Verkürzte Lebenserwartung und Unfruchtbarkeit: In der Erforschung von Tierpopulationen sind diese beiden Faktoren von größter Bedeutung. Mit ihnen bemessen Biologen die »biologische Fitness« eines Lebewesens oder einer Art. Möglichst lange zu leben und viele Nachkommen zu zeugen, gelten im Tierreich als wichtige Merkmale der Vitalität. Beim Menschen spielen hier natürlich zusätzlich eine Reihe kultureller und gesellschaftlicher Faktoren eine Rolle, so dass hier die Zusammenhänge differenzierter betrachtet werden müssen. Interessant ist in dem Zusammenhang aber, dass die Medizin bisher in beiden Punkten dicke Menschen im Nachteil sah. Doch das stellt keine gesicherte wissenschaftliche Erkenntnis dar, sondern ist eine voreilige Interpretation von medizinischen Datensätzen. Schließt man allerdings die neuen Originaldaten der Stressforschung in die Interpretation mit ein, so ergibt sich in diesem größeren Zusammenhang ein völlig anderes Bild: Ein hochaktives Stresssystem – wie bei dünnen Menschen des Stresstyps A – wirkt sich durch die Langzeitnebeneffekte des Cortisols verkürzend auf die Lebenserwartung aus (Näheres dazu im Kapitel »Leben dicke Menschen länger?«). Außerdem erklärt der Zusammenhang zwischen der Fähigkeit, sich an Stress anzupassen (Stresshabituation), und Sterblichkeit, warum dicke Menschen (starke Stresshabituation) mit schweren Krankheitsbildern wie Nierenversagen, Herzinfarkten, Diabetes etc. länger leben als dünne (schwache Stresshabituation) mit der gleichen Krankheit. Das Phänomen ist schon seit vielen Jahren in der Medizin bekannt, aber lange Zeit haben Kliniker und Forscher diese Beobachtungen als Spezialfälle abgetan, denen man nur auf Intensivstationen begegnet. Bis kürzlich die zwei schon erwähnten Beobachtungsstudien aus Mauritius und Dänemark unter der besonderen Berücksichtigung des inneren Bauchfettes zeigten, dass auch in großen Kohorten mit jüngeren Menschen der Allgemeinbevölkerung ein höherer BMI ein niedrigeres Sterblichkeitsrisiko anzeigte.

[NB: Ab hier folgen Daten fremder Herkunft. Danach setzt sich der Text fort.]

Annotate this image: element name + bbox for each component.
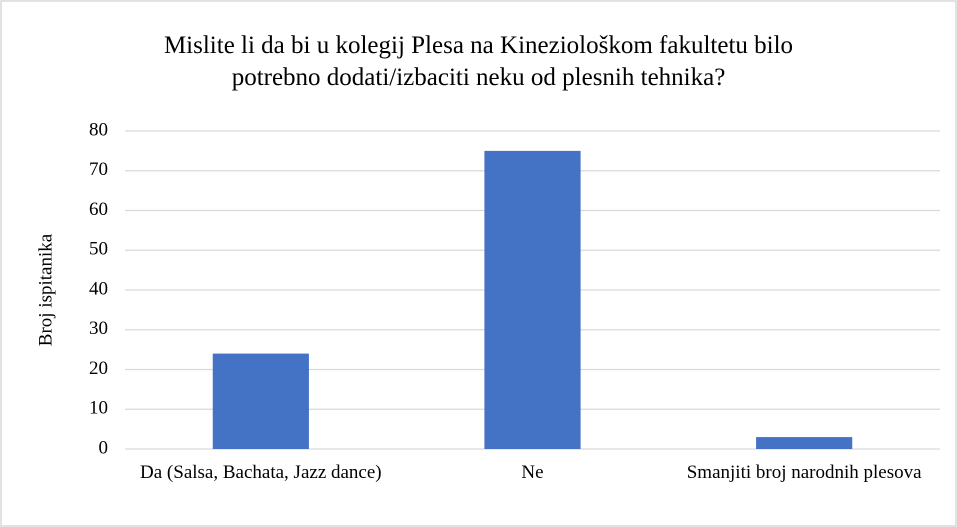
chart-title: Mislite li da bi u kolegij Plesa na Kine… — [163, 32, 794, 91]
bar — [212, 353, 309, 449]
y-tick-label: 60 — [89, 199, 108, 220]
x-tick-box: Smanjiti broj narodnih plesova — [686, 462, 922, 483]
title-box: Mislite li da bi u kolegij Plesa na Kine… — [163, 32, 794, 91]
y-tick-label: 80 — [89, 119, 108, 140]
y-tick-label: 70 — [89, 159, 108, 180]
y-tick-label: 20 — [89, 358, 108, 379]
y-tick-label: 30 — [89, 318, 108, 339]
bar — [484, 150, 581, 449]
x-tick-box: Ne — [521, 462, 544, 483]
x-tick-label: Ne — [521, 462, 544, 483]
x-tick-box: Da (Salsa, Bachata, Jazz dance) — [140, 462, 382, 483]
x-tick-label: Smanjiti broj narodnih plesova — [686, 462, 922, 483]
y-tick-label: 0 — [99, 437, 109, 458]
y-tick-label: 50 — [89, 239, 108, 260]
bar — [756, 437, 853, 449]
y-axis-label: Broj ispitanika — [35, 233, 56, 346]
y-tick-label: 10 — [89, 398, 108, 419]
x-tick-label: Da (Salsa, Bachata, Jazz dance) — [140, 462, 382, 483]
y-tick-label: 40 — [89, 278, 108, 299]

Spätestens jetzt – mit Erscheinen dieser neuen Studien – wurde klar, dass es sich hier um eine fundamentale Beobachtung handelt: Ein höherer BMI gibt eine günstige Prognose für ein langes Leben.
Das bestätigt jetzt eine große Untersuchung in der englischen und schottischen Bevölkerung, die deutlich aufzeigt, dass ein hoher BMI für sich genommen kein ungünstiger Risikofaktor ist. In dieser Studie wurden metabolisch gesunde Menschen mit einem »normalen« BMI mit metabolisch gesunden Menschen und einem hohen BMI verglichen. Die Forscher verstanden unter »metabolisch gesund«, dass kein vermehrtes Bauchfett vorlag, ebensowenig ein hoher Blutdruck, Blutzucker oder erhöhte Blutfette. Die »metabolisch gesunden« dicken Menschen hatten in dem sieben jährigen Beobachtungszeitraum gleich gute Überlebenschancen wie die schlanken Personen. Bei dieser Untergruppe der dicken Menschen war die Habituationsschutzstrategie gegen die schädlichen Stresseffekte 100 -prozentig wirksam. Damit wurde klar die neue Sichtweise bestätigt: Dicksein an sich ist nicht ungesund.
Was die Fruchtbarkeit betrifft, so treten erste Zweifel an der Sichtweise auf, dass dicke Mensch hier im Nachteil seien, wenn man sich demografische Statistiken im internationalen Vergleich ansieht. Hier wird deutlich, dass Dicksein nicht mit niedrigeren, sondern mit hohen »Fruchtbarkeitsraten« einhergeht: So weisen Länder mit den höchsten Anteilen starkgewichtiger Frauen in der Bevölkerung deutlich höhere Geburtenraten auf als Länder, in denen die Mehrzahl der Frauen eher dünn ist.